Democrats on the panel, meanwhile, argued that the failed record of sulfide-based mining across the country, combined with the water-rich geology of northeastern Minnesota, all but guaranteed that the Twin Metals mine would pollute downstream waters. That includes portions of the 1.1 million-acre BWCAW, which is well-known to hold some of the nation’s purest surface waters and has helped generate a sizable local economy based on outdoor recreation. Opponents of the Twin Metals mine, many of whom own and operate local businesses that cater to wilderness visitors, have argued that their livelihoods are threatened by the prospect of a mining operation located upstream of the wilderness.
Committee chair Democrat Rep. Raul Grijalva of New Mexico argued that the legislation was about balancing values and interests.
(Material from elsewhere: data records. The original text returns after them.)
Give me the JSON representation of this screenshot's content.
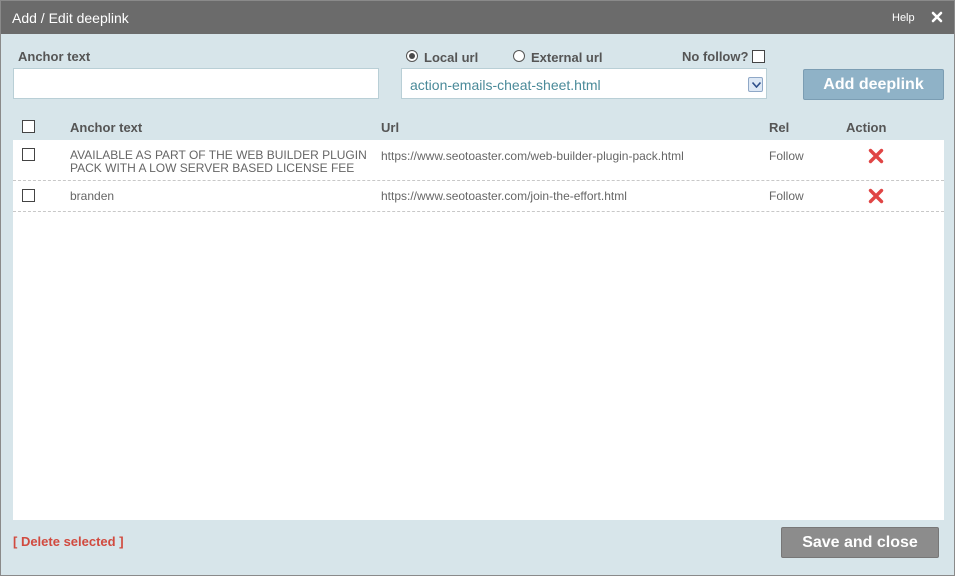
{
  "window": {
    "title": "Add / Edit deeplink",
    "help_label": "Help",
    "close_icon": "close-icon"
  },
  "form": {
    "anchor_label": "Anchor text",
    "anchor_value": "",
    "local_url_label": "Local url",
    "local_url_checked": true,
    "external_url_label": "External url",
    "external_url_checked": false,
    "nofollow_label": "No follow?",
    "nofollow_checked": false,
    "url_select_value": "action-emails-cheat-sheet.html",
    "add_button_label": "Add deeplink"
  },
  "table": {
    "headers": {
      "anchor": "Anchor text",
      "url": "Url",
      "rel": "Rel",
      "action": "Action"
    },
    "rows": [
      {
        "anchor_line1": "AVAILABLE AS PART OF THE WEB BUILDER PLUGIN",
        "anchor_line2": "PACK WITH A LOW SERVER BASED LICENSE FEE",
        "url": "https://www.seotoaster.com/web-builder-plugin-pack.html",
        "rel": "Follow"
      },
      {
        "anchor_line1": "branden",
        "anchor_line2": "",
        "url": "https://www.seotoaster.com/join-the-effort.html",
        "rel": "Follow"
      }
    ]
  },
  "footer": {
    "delete_selected_label": "[ Delete selected ]",
    "save_button_label": "Save and close"
  },
  "colors": {
    "titlebar": "#6b6b6b",
    "panel_bg": "#d7e5ea",
    "accent_button": "#8fb2c7",
    "delete_red": "#e04545",
    "select_text": "#4a8a99"
  }
}
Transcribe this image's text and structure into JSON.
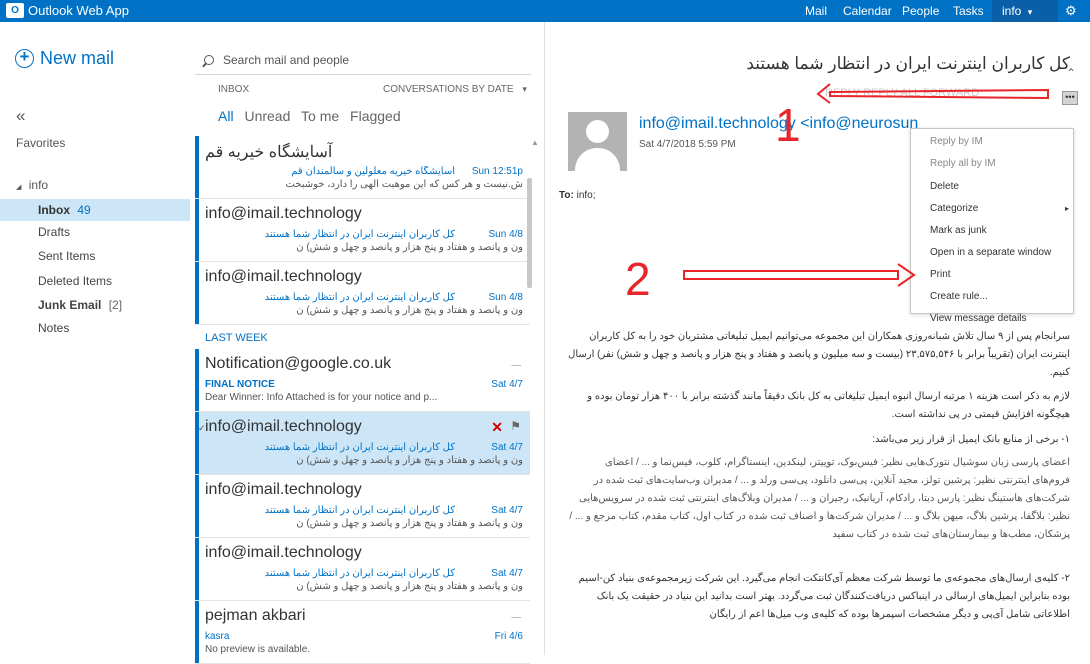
{
  "topbar": {
    "logo_text": "O",
    "app_title": "Outlook Web App",
    "nav": [
      "Mail",
      "Calendar",
      "People",
      "Tasks"
    ],
    "user": "info",
    "user_chevron": "▾",
    "gear": "⚙"
  },
  "leftnav": {
    "new_mail_plus": "+",
    "new_mail": "New mail",
    "collapse": "«",
    "favorites": "Favorites",
    "account_toggle": "◢",
    "account": "info",
    "folders": [
      {
        "name": "Inbox",
        "count": "49"
      },
      {
        "name": "Drafts",
        "count": ""
      },
      {
        "name": "Sent Items",
        "count": ""
      },
      {
        "name": "Deleted Items",
        "count": ""
      },
      {
        "name": "Junk Email",
        "count": "[2]"
      },
      {
        "name": "Notes",
        "count": ""
      }
    ]
  },
  "msglist": {
    "search_placeholder": "Search mail and people",
    "folder_label": "INBOX",
    "sort_label": "CONVERSATIONS BY DATE",
    "sort_chevron": "▾",
    "filters": [
      "All",
      "Unread",
      "To me",
      "Flagged"
    ],
    "last_week_label": "LAST WEEK",
    "scroll_up": "▲",
    "selected_check": "✓",
    "delete_icon": "✕",
    "flag_icon": "⚑",
    "attachment_icon": "🖇",
    "messages": [
      {
        "sender": "آسایشگاه خیریه قم",
        "subject": "آسایشگاه خیریه معلولین و سالمندان قم",
        "date": "Sun 12:51p",
        "preview": "ش.نیست و هر کس که این موهبت الهی را دارد، خوشبخت"
      },
      {
        "sender": "info@imail.technology",
        "subject": "کل کاربران اینترنت ایران در انتظار شما هستند",
        "date": "Sun 4/8",
        "preview": "ون و پانصد و هفتاد و پنج هزار و پانصد و چهل و شش) ن"
      },
      {
        "sender": "info@imail.technology",
        "subject": "کل کاربران اینترنت ایران در انتظار شما هستند",
        "date": "Sun 4/8",
        "preview": "ون و پانصد و هفتاد و پنج هزار و پانصد و چهل و شش) ن"
      },
      {
        "sender": "Notification@google.co.uk",
        "subject": "FINAL NOTICE",
        "date": "Sat 4/7",
        "preview": "Dear Winner: Info  Attached is for your notice and p..."
      },
      {
        "sender": "info@imail.technology",
        "subject": "کل کاربران اینترنت ایران در انتظار شما هستند",
        "date": "Sat 4/7",
        "preview": "ون و پانصد و هفتاد و پنج هزار و پانصد و چهل و شش) ن"
      },
      {
        "sender": "info@imail.technology",
        "subject": "کل کاربران اینترنت ایران در انتظار شما هستند",
        "date": "Sat 4/7",
        "preview": "ون و پانصد و هفتاد و پنج هزار و پانصد و چهل و شش) ن"
      },
      {
        "sender": "info@imail.technology",
        "subject": "کل کاربران اینترنت ایران در انتظار شما هستند",
        "date": "Sat 4/7",
        "preview": "ون و پانصد و هفتاد و پنج هزار و پانصد و چهل و شش) ن"
      },
      {
        "sender": "pejman akbari",
        "subject": "kasra",
        "date": "Fri 4/6",
        "preview": "No preview is available."
      }
    ]
  },
  "reading": {
    "subject": "کل کاربران اینترنت ایران در انتظار شما هستند",
    "collapse_chevron": "⌃",
    "from": "info@imail.technology <info@neurosun",
    "datetime": "Sat 4/7/2018 5:59 PM",
    "to_label": "To:",
    "to_value": "info;",
    "hidden_actions": "REPLY    REPLY ALL    FORWARD",
    "ellipsis": "•••",
    "paragraphs": [
      "سرانجام پس از ۹ سال تلاش شبانه‌روزی همکاران این مجموعه می‌توانیم ایمیل تبلیغاتی مشتریان خود را به کل کاربران اینترنت ایران (تقریباً برابر با ۲۳,۵۷۵,۵۴۶ (بیست و سه میلیون و پانصد و هفتاد و پنج هزار و پانصد و چهل و شش) نفر) ارسال کنیم.",
      "لازم به ذکر است هزینه ۱ مرتبه ارسال انبوه ایمیل تبلیغاتی به کل بانک دقیقاً مانند گذشته برابر با ۴۰۰ هزار تومان بوده و هیچگونه افزایش قیمتی در پی نداشته است.",
      "۱- برخی از منابع بانک ایمیل از قرار زیر می‌باشد:",
      "اعضای پارسی زبان سوشیال نتورک‌هایی نظیر: فیس‌بوک، توییتر، لینکدین، اینستاگرام، کلوب، فیس‌نما و ... / اعضای فروم‌های اینترنتی نظیر: پرشین تولز، مجید آنلاین، پی‌سی دانلود، پی‌سی ورلد و ... / مدیران وب‌سایت‌های ثبت شده در شرکت‌های هاستینگ نظیر: پارس دیتا، رادکام، آریانیک، رجیران و ... / مدیران وبلاگ‌های اینترنتی ثبت شده در سرویس‌هایی نظیر: بلاگفا، پرشین بلاگ، میهن بلاگ و ... / مدیران شرکت‌ها و اصناف ثبت شده در کتاب اول، کتاب مقدم، کتاب مرجع و ... / پزشکان، مطب‌ها و بیمارستان‌های ثبت شده در کتاب سفید",
      "۲- کلیه‌ی ارسال‌های مجموعه‌ی ما توسط شرکت معظم آی‌کانتکت انجام می‌گیرد. این شرکت زیرمجموعه‌ی بنیاد کن-اسیم بوده بنابراین ایمیل‌های ارسالی در اینباکس دریافت‌کنندگان ثبت می‌گردد. بهتر است بدانید این بنیاد در حقیقت یک بانک اطلاعاتی شامل آی‌پی و دیگر مشخصات اسپمرها بوده که کلیه‌ی وب میل‌ها اعم از رایگان"
    ]
  },
  "context_menu": {
    "items": [
      {
        "label": "Reply by IM",
        "disabled": true
      },
      {
        "label": "Reply all by IM",
        "disabled": true
      },
      {
        "label": "Delete",
        "disabled": false
      },
      {
        "label": "Categorize",
        "disabled": false
      },
      {
        "label": "Mark as junk",
        "disabled": false
      },
      {
        "label": "Open in a separate window",
        "disabled": false
      },
      {
        "label": "Print",
        "disabled": false
      },
      {
        "label": "Create rule...",
        "disabled": false
      },
      {
        "label": "View message details",
        "disabled": false
      }
    ],
    "submenu_arrow": "▸"
  },
  "annotations": {
    "marker_1": "1",
    "marker_2": "2",
    "color": "#e8262a"
  },
  "colors": {
    "accent": "#0072c6",
    "selection": "#cde6f7"
  }
}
“This isn’t about miners. It’s about a mining industry that has an inordinate amount of power,” he said. He added that, too often, the interests of the mining industry win out over broader national concerns, like environmental protection, but that should not be allowed to happen when it comes to the Boundary Waters.
The U.S. Forest Service has sought a 20-year mineral leasing moratorium on the same lands, citing concerns about the potential environmental impacts to the BWCAW. The Biden administration recently cancelled two expired mineral leases in the same area, both of which were held most recently by Twin Metals, which had proposed to construct an underground copper-nickel mine and processing facility about eight miles south of Ely. That project is now on hold pending the outcome of a legal challenge to the Biden administration’s decision on the leases.
McCollum said the Forest Service’s concerns about the project were documented in a two-year study that the agency was close to completing when it was halted by the Trump administration. She held aloft a copy of the study, which was fully redacted by the administration before its release.
“The Trump administration made a craven political decision to mine at any cost,” she said.